Pop culture is full of superheroes and villains that can see their worlds in infrared. Superman can do it. So can the fearsome Predator. Sadly for us, the ability has remained confined to comics and film. Yes, the human eye is a marvel in itself, but the ability to see beyond the visible spectrum is just not within its capabilities.
However, a group of Chinese scientists might have just changed that, creating an injectable nanoparticle that provides superhuman vision.
Researchers from the University of Science and Technology of China and the University of Massachusetts Medical School developed an “ocular nanoparticle” that can detect near-infrared light (NIR). They then injected it directly into the eyes of mice. Their study, published in Cell on Feb. 28, shows that the mice were given “super vision”, allowing them to see beyond the visible spectrum, without any effects on their regular vision.
Essentially, they created a Supermouse. This is its origin story — and no, it (sadly) does not involve any radioactive spiders.
Mouse eyes, like human eyes, are limited to seeing “visible light”, which makes up just a tiny portion of the electromagnetic spectrum. Typically, our eyes only respond to wavelengths in the spectrum between approximately 400 and 700 nanometers. Wavelengths longer than 700 nanometers are invisible to us and are designated as “infrared” (and even longer wavelengths are things like microwaves and radio waves, which we certainly cannot see).
To enable the mouse eye to see in infrared, the research team developed a nanoparticle that would shift the wavelength of incoming infrared light (at 980 nanometers) to a wavelength that was detectable by the cells in the eye (535 nanometers).
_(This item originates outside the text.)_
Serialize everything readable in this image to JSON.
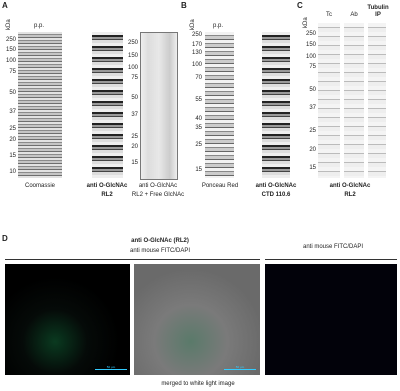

The nanoparticle is so tiny that it can be injected into the inner eye where it attaches to the retinal cells — those responsible for converting light to electric signals that can be interpreted by the brain. And by shifting the wavelength down to 535 nanometers, the mouse eye should be able to detect the once-invisible infrared light as a green glow.
The researchers tested if the mouse could detect the light by assessing their pupils. When exposed to light, mouse (and human) pupils contract to regulate how much light is passing into the eye. If the nanoparticles were working, the scientists should be able to shine the invisible infrared light into the eye and still see the pupils contract.
And that’s exactly what happened. Supermouse was born.
Not only that, but the team ran the mice through a series of water Y-mazes in an effort to determine whether they could make out visual patterns in infrared light to find a hidden platform. They trained the mice to associate an infrared light pattern with the platform and then tested both injected mice and non-injected mice to see how they fared.
Mice that did not receive the ocular injections only correctly found the platform 50 percent of the time, but those with the nanoparticles lurking in their eyes were able to do so around 80 percent of the time even in the dark. Moreover, the nanoparticles continued to work for up to 10 weeks without any residual side effects or long-term damage to normal vision.
Because the new technology is compatible with regular vision, it could provide a new way for mammalian vision enhancement or even open up new avenues to repair normal vision — you could tinker with the nanoparticles so they parse different wavelengths or alter them enough that they deliver drugs into the eye.
This isn’t a blink and you’ll miss it technology either — there’s still a ways to go before we obtain comic book hero levels of infrared vision. The nanoparticles used in this study only pick up a very specific infrared wavelength — anything outside this would remain invisible.
But hey, it’s still a pretty good origin story. I’m keen for the sequel.